Further investigations, confirming beneficial effects of HIV-1 PIs against T. vaginalis and G. duodenalis are essentials. The elucidation of possible targets for the HIV-PIs in these parasites could be essential to develop new drugs to protect against infection by both parasites.

Infection with the apicomplexan parasite Cryptosporidium parvum leads to self-limiting diarrhoea in immunocompetent individual, but can develop into a severe and chronic disease in immunocompromised patients [86]. With the introduction of PIs as part of the HAART in the treatment of HIV infections, a beneficial effect was noted in AIDS patients suffering from cryptosporidiosis [87,88]. At respect it has been hypothesised that protease inhibitors (PI) could play a chemotherapeutic role in controlling cryptosporidiosis, given that protease activity has been observed during several of the developmental stages of C. parvum and that the proteases of C. parvum are believed to be essential for the host cells to become infected [89-92]. However, direct antiparasitic effects of antiretroviral PIs on C. parvum have not been sufficiently explored, as for the most of protozoan opportunistic parasites. Even though it has been concluded that the effect of these antiretroviral PIs on infections with C. parvum is secondary following immunological restoration [87] and none aspartyl protease have been described functionally in C. parvum several different C. parvum sequences that showed homology with a protein family related to aspartyl proteases were previously described [52,53]. Future studies could to link these proteins as possible targets for HIV PIs.
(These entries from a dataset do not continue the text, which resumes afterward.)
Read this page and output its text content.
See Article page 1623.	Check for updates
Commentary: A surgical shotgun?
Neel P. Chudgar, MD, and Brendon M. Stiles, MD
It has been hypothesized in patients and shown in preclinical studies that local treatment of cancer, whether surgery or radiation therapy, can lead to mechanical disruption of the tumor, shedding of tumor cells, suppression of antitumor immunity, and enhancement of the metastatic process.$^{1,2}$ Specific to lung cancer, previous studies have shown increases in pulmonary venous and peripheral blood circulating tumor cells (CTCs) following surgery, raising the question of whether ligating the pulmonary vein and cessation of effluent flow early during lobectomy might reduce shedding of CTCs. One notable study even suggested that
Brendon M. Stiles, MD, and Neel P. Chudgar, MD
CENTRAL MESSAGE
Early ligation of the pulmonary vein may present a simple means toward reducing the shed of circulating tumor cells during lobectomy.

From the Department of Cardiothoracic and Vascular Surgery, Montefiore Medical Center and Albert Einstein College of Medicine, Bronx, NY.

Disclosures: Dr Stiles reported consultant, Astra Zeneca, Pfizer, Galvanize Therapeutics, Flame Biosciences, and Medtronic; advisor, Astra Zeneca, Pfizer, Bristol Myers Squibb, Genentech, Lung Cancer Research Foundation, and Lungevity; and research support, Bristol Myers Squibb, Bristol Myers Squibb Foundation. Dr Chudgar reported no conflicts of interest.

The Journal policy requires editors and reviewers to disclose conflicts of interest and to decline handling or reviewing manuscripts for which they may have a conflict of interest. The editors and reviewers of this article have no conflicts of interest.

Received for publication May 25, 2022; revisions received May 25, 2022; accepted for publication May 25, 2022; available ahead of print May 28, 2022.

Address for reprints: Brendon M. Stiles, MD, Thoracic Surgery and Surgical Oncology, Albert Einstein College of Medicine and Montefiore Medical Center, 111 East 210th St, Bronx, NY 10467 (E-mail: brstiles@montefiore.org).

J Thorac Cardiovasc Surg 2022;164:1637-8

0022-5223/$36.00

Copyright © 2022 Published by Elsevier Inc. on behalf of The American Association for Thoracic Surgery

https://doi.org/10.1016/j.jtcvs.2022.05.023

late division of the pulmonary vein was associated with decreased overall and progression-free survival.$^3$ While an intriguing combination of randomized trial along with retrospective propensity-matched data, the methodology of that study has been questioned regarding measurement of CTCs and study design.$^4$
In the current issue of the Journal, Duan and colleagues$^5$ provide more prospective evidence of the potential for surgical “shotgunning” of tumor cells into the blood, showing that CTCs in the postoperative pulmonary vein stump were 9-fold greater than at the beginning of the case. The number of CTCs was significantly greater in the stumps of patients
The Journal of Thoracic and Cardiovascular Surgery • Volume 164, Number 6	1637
Preliminarily a recent study showing that indinavir directly interferes with the cycle of C. parvum, was reported and a marked reduction in oocyst shedding and in the number of intracellular parasites was observed [52]. In the same year, the effect of five PIs used in HAART on the excystation, invasion and development of this parasite in a cell culture system were tested. The results showed that indinavir, nelfinavir and ritonavir inhibited parasite development significantly. The inhibitory effect was increased when the aminoglycoside paromomycin was combined with the PIs indinavir, ritonavir, and to a lesser extent saquinavir, compared to the PIs alone [86].

More recently, Human ileocecal adenocarcinoma tumor cells (HCT-8) were used as in vitro model to evaluate the activity of indinavir on C. parvum. The results demonstrated that PIs directly exert an inhibitory effect on this parasite and the extent of this effect depended on the specific dose and the duration of treatment. In addition several different C. parvum sequences that showed homology with a protein family related to aspartyl proteases were identified [53]. At respect, the authors pointed that although there are no reports of aspartyl proteases in C. parvum, the inhibitory effect of PIs on C. parvum growth in vitro suggests that aspartyl proteases could have some important functions for this parasite. In fact, proteolytic activities have been demonstrated during peak periods of excystation in C. parvum oocysts and cysteine and serine protease classes have been functionally associated with this process [53].

For Microsporidium and Isospora belli, until now, none assay detecting the possible effect of HIV-1 PIs on this parasite has been performed. The identification of in vitro and in vivo activities of these inhibitors, in combination with the study of the aspartic proteases enzymes for both parasites could contribute to find clinical and microbiological interesting findings.